Japan and US Expat Tax Return
Japan is often referred to as the “Land of the Rising Sun.” It is a magnificent place filled with contrasts – ancient traditions co-exist with cutting edge technology.
If you are planning to become a U.S. expat in Japan, or have been one for a while, it’s important to know the tax laws of the country and the potential impact on your U.S. tax return. Expat taxes can get complicated. Fortunately, we have outlined the key points below.
Photo by: Marc Veraart
Taxation in Japan
Let’s start by understanding who is required to pay taxes in Japan. There are two categories of residency status:
- Permanent residents – Japanese nationals and foreigners who have lived in the country for 5 or more years during past 10 years; and
- Non-permanent residents – Foreigners who have lived in Japan at least one year, but less than 5 years (this category also includes foreign nationals on employee contracts).

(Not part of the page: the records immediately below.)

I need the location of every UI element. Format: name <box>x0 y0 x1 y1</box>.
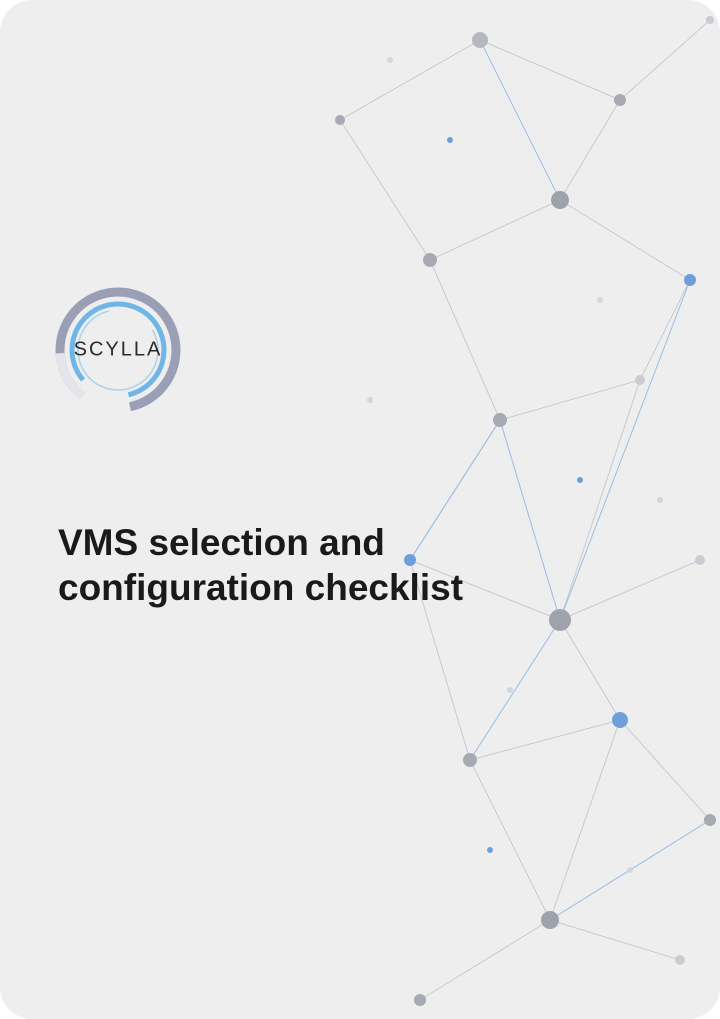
document-cover: SCYLLA VMS selection and configuration c… <box>0 0 720 1019</box>
document-title: VMS selection and configuration checklis… <box>58 520 518 610</box>
brand-name: SCYLLA <box>74 339 163 362</box>
brand-logo: SCYLLA <box>48 280 188 420</box>
network-decoration <box>300 0 720 1019</box>
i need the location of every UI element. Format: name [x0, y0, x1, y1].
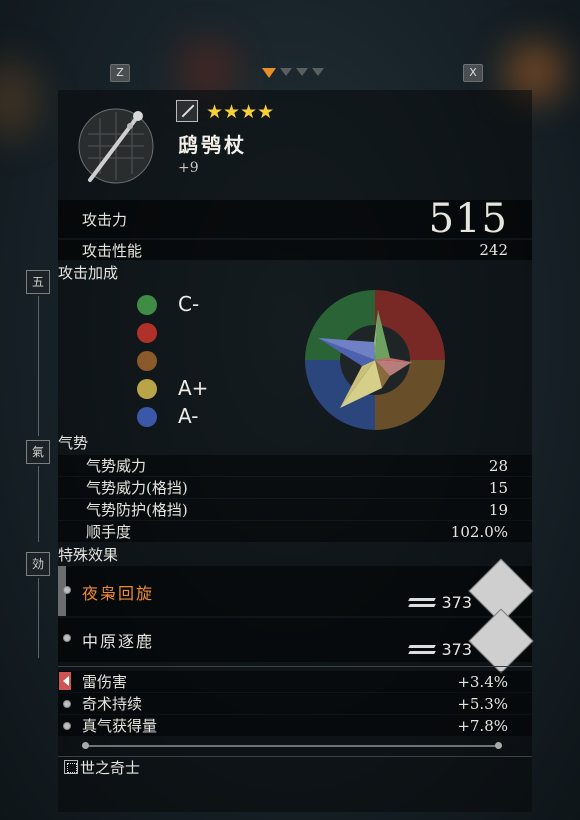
skill-name: 夜枭回旋: [82, 584, 155, 603]
bonus-row: 雷伤害 +3.4%: [58, 671, 532, 692]
bonus-value: +3.4%: [457, 672, 508, 691]
metal-icon: [137, 379, 157, 399]
skill-row[interactable]: 夜枭回旋 373: [58, 558, 534, 624]
scroll-knob[interactable]: [82, 742, 89, 749]
ki-stat-value: 15: [488, 478, 508, 497]
list-bullet: [63, 586, 71, 594]
section-divider-line: [38, 466, 39, 542]
bonus-row: 真气获得量 +7.8%: [58, 715, 532, 736]
ki-stat-label: 气势威力: [86, 457, 147, 475]
ki-stat-value: 19: [488, 500, 508, 519]
ki-stat-value: 28: [488, 456, 508, 475]
skill-row[interactable]: 中原逐鹿 373: [58, 608, 534, 674]
weapon-level: +9: [178, 160, 199, 176]
bonus-label: 奇术持续: [82, 695, 143, 713]
section-badge-ki: 氣: [26, 440, 50, 464]
section-divider-line: [38, 296, 39, 436]
ki-stat-row: 气势威力 28: [58, 455, 532, 476]
separator: [58, 666, 532, 667]
ki-gauge-icon: [409, 598, 435, 608]
page-indicator: [262, 68, 324, 78]
page-dot[interactable]: [312, 68, 324, 76]
ki-section-title: 气势: [58, 434, 89, 452]
ki-stat-row: 气势威力(格挡) 15: [58, 477, 532, 498]
weapon-name: 鸱鸮杖: [178, 133, 247, 157]
earth-icon: [137, 351, 157, 371]
list-bullet: [63, 722, 71, 730]
rarity-stars: ★★★★: [206, 101, 275, 123]
attack-row: 攻击力 515: [58, 196, 532, 242]
skill-cost: 373: [409, 593, 472, 612]
bonus-label: 真气获得量: [82, 717, 158, 735]
list-bullet: [63, 700, 71, 708]
effects-section-title: 特殊效果: [58, 546, 119, 564]
water-grade: A-: [178, 404, 199, 428]
skill-name: 中原逐鹿: [82, 632, 155, 651]
lightning-tag-icon: [59, 672, 71, 690]
page-dot[interactable]: [296, 68, 308, 76]
list-bullet: [63, 634, 71, 642]
attack-label: 攻击力: [82, 210, 128, 229]
water-icon: [137, 407, 157, 427]
ki-stat-label: 气势威力(格挡): [86, 479, 188, 497]
section-badge-effects: 効: [26, 552, 50, 576]
skill-cost-value: 373: [441, 640, 472, 659]
bonus-row: 奇术持续 +5.3%: [58, 693, 532, 714]
bonus-label: 雷伤害: [82, 673, 128, 691]
ki-stat-row: 顺手度 102.0%: [58, 521, 532, 542]
bonus-value: +7.8%: [457, 716, 508, 735]
skill-cost: 373: [409, 640, 472, 659]
performance-row: 攻击性能 242: [58, 240, 532, 260]
background-glow: [0, 60, 40, 140]
weapon-type-icon: [176, 100, 198, 122]
five-elements-star-chart: [305, 290, 445, 430]
scaling-section-title: 攻击加成: [58, 264, 119, 282]
performance-label: 攻击性能: [82, 241, 143, 260]
set-seal-icon: [64, 760, 78, 774]
scroll-track[interactable]: [82, 742, 502, 750]
bonus-value: +5.3%: [457, 694, 508, 713]
staff-weapon-icon: [78, 108, 154, 184]
scroll-knob[interactable]: [495, 742, 502, 749]
wood-icon: [137, 295, 157, 315]
page-dot-active[interactable]: [262, 68, 276, 78]
ki-stat-label: 顺手度: [86, 523, 132, 541]
skill-cost-value: 373: [441, 593, 472, 612]
metal-grade: A+: [178, 376, 209, 400]
performance-value: 242: [479, 241, 508, 259]
next-page-key[interactable]: X: [463, 64, 483, 82]
set-name: 世之奇士: [80, 759, 141, 777]
prev-page-key[interactable]: Z: [110, 64, 130, 82]
fire-icon: [137, 323, 157, 343]
attack-value: 515: [428, 196, 508, 242]
ki-stat-label: 气势防护(格挡): [86, 501, 188, 519]
page-dot[interactable]: [280, 68, 292, 76]
section-badge-five-elements: 五: [26, 270, 50, 294]
ki-stat-value: 102.0%: [450, 522, 508, 541]
ki-stat-row: 气势防护(格挡) 19: [58, 499, 532, 520]
scroll-track-line: [86, 745, 498, 747]
section-divider-line: [38, 578, 39, 658]
wood-grade: C-: [178, 292, 200, 316]
ki-gauge-icon: [409, 645, 435, 655]
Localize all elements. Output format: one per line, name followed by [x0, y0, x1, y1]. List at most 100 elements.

Permanent residents are taxed on worldwide income. Non-permanent residents are taxed on Japan-source income and any income paid in Japan. Lastly, non-residents are taxed on Japan-source income only.
Japan has a progressive tax system. For 2013, tax rates on employment income range from 5% to 40%.
Japan and the U.S. have an income tax treaty in-place. International tax treaties clarify tax jurisdiction. These treaties can provide U.S. citizens and residents with reductions in foreign income taxes. However, a reduction in U.S. taxes is generally not available under these treaties as a result of “tax saving” clauses that allow the U.S. government to impose taxes on U.S. expats as if there were no treaty.
Japan and the U.S. also have a social security tax agreement in-place. Therefore, you can avoid dual-taxation.”
How Living in Japan Impacts US Taxes
As a U.S. citizen or permanent resident (Greencard), you are required to file U.S. taxes even if you live in Japan. Plus, if you have assets in foreign financial accounts (e.g., foreign banks), there are informational reports you may be required to file. For example, U.S. Expats Living in Japan with $10,000 or more in foreign banks must file the FBAR (now known as FinCen 114).
Fortunately, the U.S. government provides various forms of tax relief that can lower or eliminate U.S. tax obligations
- The Foreign Earned Income Exclusion – It allows you to exclude a certain amount of income earned outside the U.S.
- The Foreign Housing Exclusion/Deduction – This one relates to additional income that can be excluded for household-related expenses tied to living abroad.
- The Foreign Tax Credit – It allows you to offset foreign taxes paid against U.S. tax obligations.
In most cases, the foreign earned income exclusion is preferable to the foreign tax credit if you live in a country with a lower tax rate than the U.S. (assuming your income is not above the applicable threshold). However, it’s a good idea to speak with an expat tax specialist to discuss the best application of these tax reliefs.
FATCA and Japan
The U.S. government is increasingly interested in knowing about the foreign assets held by its citizens and residents. As a result, it has been busy inking deals with other countries whereby foreign financial institutions (FFIs) will be required to:
- Identify accounts of U.S. persons;
- Report certain information to the IRS regarding those accounts;
- Withhold a 30% tax on certain payments to non-participating FFIs and account holders unwilling to provide the required information
As of the publication of this article, roughly 100 countries have either signed intergovernmental agreements with the United States or are in discussions. It is important to know that Japan does have a FATCA agreement in-place with the U.S.